The amendment must be regarded as practically unnecessary if the Bill is to pass. The Regency Act already includes provisions—the noble Lord, Lord Berkeley, was kind enough to allude to our debate at Second Reading—whereby Counsellors of State are excepted from duties if they are overseas. I repeat what I set out at Second Reading: the Royal Household has confirmed that, in practice, working members of the Royal Family will be called on to act as Counsellors of State and diaries will be arranged to make this practicable. I think it is well known and understood who those persons are. The Bill as it is drafted and the flexible constitutional arrangements in place ensure that the effect of the amendment is already achieved. In my submission, and I believe this is the view of most noble Lords who spoke at Second Reading and today, that is sufficient and nothing more is required.
The underlying structure provided by the legislation has proved effective and it would be a mistake to seek to modify its effect in response to short-term contexts which are, of course, subject to evolution and change. To conclude, for the reasons I have set out and those set out by other noble Lords who have spoken helpfully in this debate, I hope I can convince the noble Lord, Lord Berkeley, that his amendment is redundant and disproportionate. In fact, it would add complexity and subjectivity to the system and is not suitable to the intent of this practical and precise Bill. I urge him to withdraw his amendment.

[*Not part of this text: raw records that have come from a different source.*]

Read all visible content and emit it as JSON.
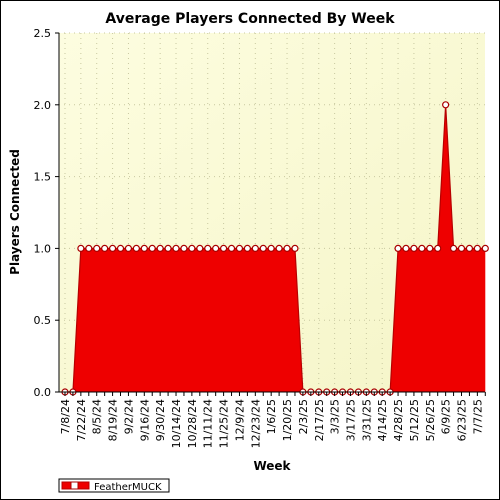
{
  "colors": {
    "plot_background": "#fdfde0",
    "plot_background_edge": "#f5f5c8",
    "series_fill": "#ee0000",
    "series_stroke": "#b80000",
    "marker_fill": "#ffffff",
    "marker_stroke": "#aa0000",
    "grid": "#c8c8a0"
  },
  "chart_data": {
    "type": "area",
    "title": "Average Players Connected By Week",
    "xlabel": "Week",
    "ylabel": "Players Connected",
    "ylim": [
      0,
      2.5
    ],
    "yticks": [
      "0.0",
      "0.5",
      "1.0",
      "1.5",
      "2.0",
      "2.5"
    ],
    "grid": true,
    "legend_position": "bottom-left",
    "x_tick_labels": [
      "7/8/24",
      "7/22/24",
      "8/5/24",
      "8/19/24",
      "9/2/24",
      "9/16/24",
      "9/30/24",
      "10/14/24",
      "10/28/24",
      "11/11/24",
      "11/25/24",
      "12/9/24",
      "12/23/24",
      "1/6/25",
      "1/20/25",
      "2/3/25",
      "2/17/25",
      "3/3/25",
      "3/17/25",
      "3/31/25",
      "4/14/25",
      "4/28/25",
      "5/12/25",
      "5/26/25",
      "6/9/25",
      "6/23/25",
      "7/7/25"
    ],
    "x": [
      "7/8/24",
      "7/15/24",
      "7/22/24",
      "7/29/24",
      "8/5/24",
      "8/12/24",
      "8/19/24",
      "8/26/24",
      "9/2/24",
      "9/9/24",
      "9/16/24",
      "9/23/24",
      "9/30/24",
      "10/7/24",
      "10/14/24",
      "10/21/24",
      "10/28/24",
      "11/4/24",
      "11/11/24",
      "11/18/24",
      "11/25/24",
      "12/2/24",
      "12/9/24",
      "12/16/24",
      "12/23/24",
      "12/30/24",
      "1/6/25",
      "1/13/25",
      "1/20/25",
      "1/27/25",
      "2/3/25",
      "2/10/25",
      "2/17/25",
      "2/24/25",
      "3/3/25",
      "3/10/25",
      "3/17/25",
      "3/24/25",
      "3/31/25",
      "4/7/25",
      "4/14/25",
      "4/21/25",
      "4/28/25",
      "5/5/25",
      "5/12/25",
      "5/19/25",
      "5/26/25",
      "6/2/25",
      "6/9/25",
      "6/16/25",
      "6/23/25",
      "6/30/25",
      "7/7/25",
      "7/14/25"
    ],
    "series": [
      {
        "name": "FeatherMUCK",
        "values": [
          0,
          0,
          1,
          1,
          1,
          1,
          1,
          1,
          1,
          1,
          1,
          1,
          1,
          1,
          1,
          1,
          1,
          1,
          1,
          1,
          1,
          1,
          1,
          1,
          1,
          1,
          1,
          1,
          1,
          1,
          0,
          0,
          0,
          0,
          0,
          0,
          0,
          0,
          0,
          0,
          0,
          0,
          1,
          1,
          1,
          1,
          1,
          1,
          2,
          1,
          1,
          1,
          1,
          1
        ]
      }
    ]
  }
}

I am grateful to so many noble Lords who have contributed to this debate. Clearly, the amendment as it stands had many defects in it and I apologise for that. I spent a lot of time talking to people about what the right solution was, but I think the key thing is we have had a good debate. Many different noble Lords have expressed their views, and from my point of view I think the Bill is fine for the moment—of course I support it. I think it is an issue which we will have to look at in not the short term but in the longer term, as it may be useful to come back and review it again in a more structured way. I beg leave to withdraw the amendment.